Though never diagnosed, it’s ridiculously obvious that I have and have always had sensory processing disorder like my son. Even as an adult I’m pickier than my four year old, requiring squidge-free chicken and small or well covered pieces of beef, because I find the texture unbearable. I wince and cover my ears at loud sounds, I can’t understand what people say when there is background noise, and I just about go into mental shutdown when there are two different songs playing at the same time. I jerk away from light touch and lean into deep pressure. As a high-functioning adult, it’s harder to see the SPD, as I can control my reactions to sensory input, and don’t scream, fight, run, or shutdown as I did and as my son is currently doing. You can’t see it, but it turns out, I can really feel it. As I learn more about my fibromyalgia diagnosis, it is clear to me this has been building up for a long time. I’ve always been frustrated and looked for excuses when I got tired easier than all my friends, when physical activity came easier to everyone else, while I shuddered and shut down in gym, and when people could act just the same as they always do in loud restaurants and concerts, and I could barely speak or move around. I assumed that I was just weak, and that my need for space and rest after social activities or panic at walking into a loud room were just depression and attention seeking. While that has been a part of it, I realize now that another big piece is this SPD issue. It takes a lot more for me to get through a day than it does for most people, and that leaves me tired. Not just sleepy, time for bed tired, but fall asleep on the table, forget you’re speaking in the middle of a sentence tired. And now, as I’m parenting, working, and volunteering, as well as trying to maintain connections to my friends, and I’m giving myself less time for rest and the input and stress increases, I’m seeing a great increase in pain. I’ve always had some pain, I’ve had daily headaches for years, but recently it’s gotten so bad I can’t sit, I can’t sleep, and occasionally I could barely move. With no break and no outlet, the sensory overstimulation has built up to a point where my body started shutting down.
It’s hard to accept that I need to limit what I do and make time for interventions. I still feel that I’m lazy, weak, and faking these issues for attention or to get away with behavior, and while I know I’m not, it’s taking a long time for what I know to change what I feel. It’s hard not to feel guilty for lying down after a day of work instead of helping clean up or get my son in bed. It’s frustrating to cancel on a dear friend because I’m having an off day and the pain in my knees is too intense. It will take time to give myself the same lenience I give my son, knowing that I don’t have to pick up everything by myself after a long day, the same way I don’t make him do it by himself when he’s over stimulated. It will take time to learn my own signs and triggers to take breaks or get the input I need, the same way I’ve come to see that Simon’s “spectrum eyes” and impossible fidgeting are bright, loud warning signs that the child needs a sensory break immediately.

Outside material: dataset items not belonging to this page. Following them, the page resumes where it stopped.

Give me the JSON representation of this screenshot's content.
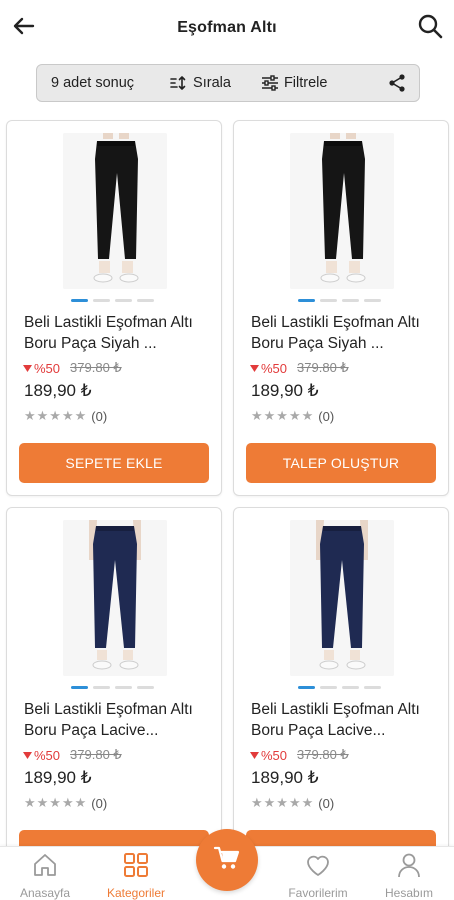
{
  "header": {
    "title": "Eşofman Altı",
    "back_icon": "arrow-left-icon",
    "search_icon": "search-icon"
  },
  "toolbar": {
    "result_count": "9 adet sonuç",
    "sort_label": "Sırala",
    "filter_label": "Filtrele",
    "share_icon": "share-icon"
  },
  "products": [
    {
      "name": "Beli Lastikli Eşofman Altı Boru Paça Siyah ...",
      "discount": "%50",
      "old_price": "379.80 ₺",
      "price": "189,90 ₺",
      "rating_count": "(0)",
      "rating_stars": "★★★★★",
      "button": "SEPETE EKLE",
      "color": "#151515"
    },
    {
      "name": "Beli Lastikli Eşofman Altı Boru Paça Siyah ...",
      "discount": "%50",
      "old_price": "379.80 ₺",
      "price": "189,90 ₺",
      "rating_count": "(0)",
      "rating_stars": "★★★★★",
      "button": "TALEP OLUŞTUR",
      "color": "#151515"
    },
    {
      "name": "Beli Lastikli Eşofman Altı Boru Paça Lacive...",
      "discount": "%50",
      "old_price": "379.80 ₺",
      "price": "189,90 ₺",
      "rating_count": "(0)",
      "rating_stars": "★★★★★",
      "button": "",
      "color": "#1f2a52"
    },
    {
      "name": "Beli Lastikli Eşofman Altı Boru Paça Lacive...",
      "discount": "%50",
      "old_price": "379.80 ₺",
      "price": "189,90 ₺",
      "rating_count": "(0)",
      "rating_stars": "★★★★★",
      "button": "",
      "color": "#1f2a52"
    }
  ],
  "bottom_nav": {
    "home": "Anasayfa",
    "categories": "Kategoriler",
    "cart_icon": "cart-icon",
    "favorites": "Favorilerim",
    "account": "Hesabım"
  },
  "colors": {
    "accent": "#ee7b36",
    "discount": "#e23b3b",
    "carousel_active": "#2d8fd8"
  }
}
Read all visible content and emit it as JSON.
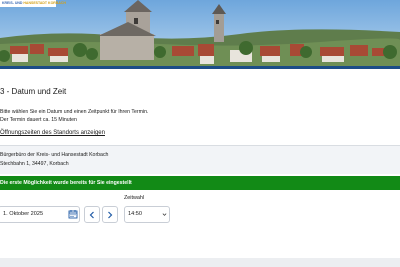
{
  "header": {
    "logo_line1": "KREIS- UND",
    "logo_line2": "HANSESTADT KORBACH"
  },
  "step": {
    "title": "3 - Datum und Zeit",
    "intro_line1": "Bitte wählen Sie ein Datum und einen Zeitpunkt für Ihren Termin.",
    "intro_line2": "Der Termin dauert ca. 15 Minuten",
    "hours_link": "Öffnungszeiten des Standorts anzeigen"
  },
  "location": {
    "name": "Bürgerbüro der Kreis- und Hansestadt Korbach",
    "address": "Stechbahn 1, 34497, Korbach"
  },
  "alert": {
    "text": "Die erste Möglichkeit wurde bereits für Sie eingestellt"
  },
  "form": {
    "date_value": "1. Oktober 2025",
    "time_label": "Zeitwahl",
    "time_value": "14:50"
  },
  "icons": {
    "calendar": "calendar-icon",
    "prev": "chevron-left-icon",
    "next": "chevron-right-icon",
    "select": "chevron-down-icon"
  },
  "colors": {
    "brand_blue": "#1c4d87",
    "alert_green": "#128a16",
    "link_blue": "#1f5aa6"
  }
}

I’m learning that a cluttered house doesn’t just annoy me because I’m tidy, it overwhelms my visual system and cause real, legitimate stress, and without an outlet, it wears me down and my brain causes me to feel expansive, unrelenting pain. It’s true with music, tickling, light touch, particularly on my upper arms and thighs, with temperatures too hot or cold, rooms to busy, and smells too strong. As I begin to emotionally accept that is true, I begin to think about how to manage it. Acupuncture and tai chi will help me get rid of the stress and over stimulation, and I can continue those as part of my own sensory diet. I can seek my own proprioceptive input, claiming the rocking chair for myself, and coming up with my own heavy blanket. I am standing more at work now, and need to buy some ear plugs and sun glasses for my long transit commute. Like we do with Simon, I can adapt my schedule, gather my tools, and discover my triggers, and hopefully relieve some of this pain and see more energy back in my life. My nervous system misinterprets sensory input as pain and works hard to minimize my reaction during the day, so I will work to limit the input in ways that let me function, and find ways to relieve and rework my neural paths to allow rest and reasonable output. And I will be grateful that we know how to help Simon now, at 4, so that he can be a sensory pro by the time he’s an adult, instead of running himself into the ground and finally learning what is wrong and what to do.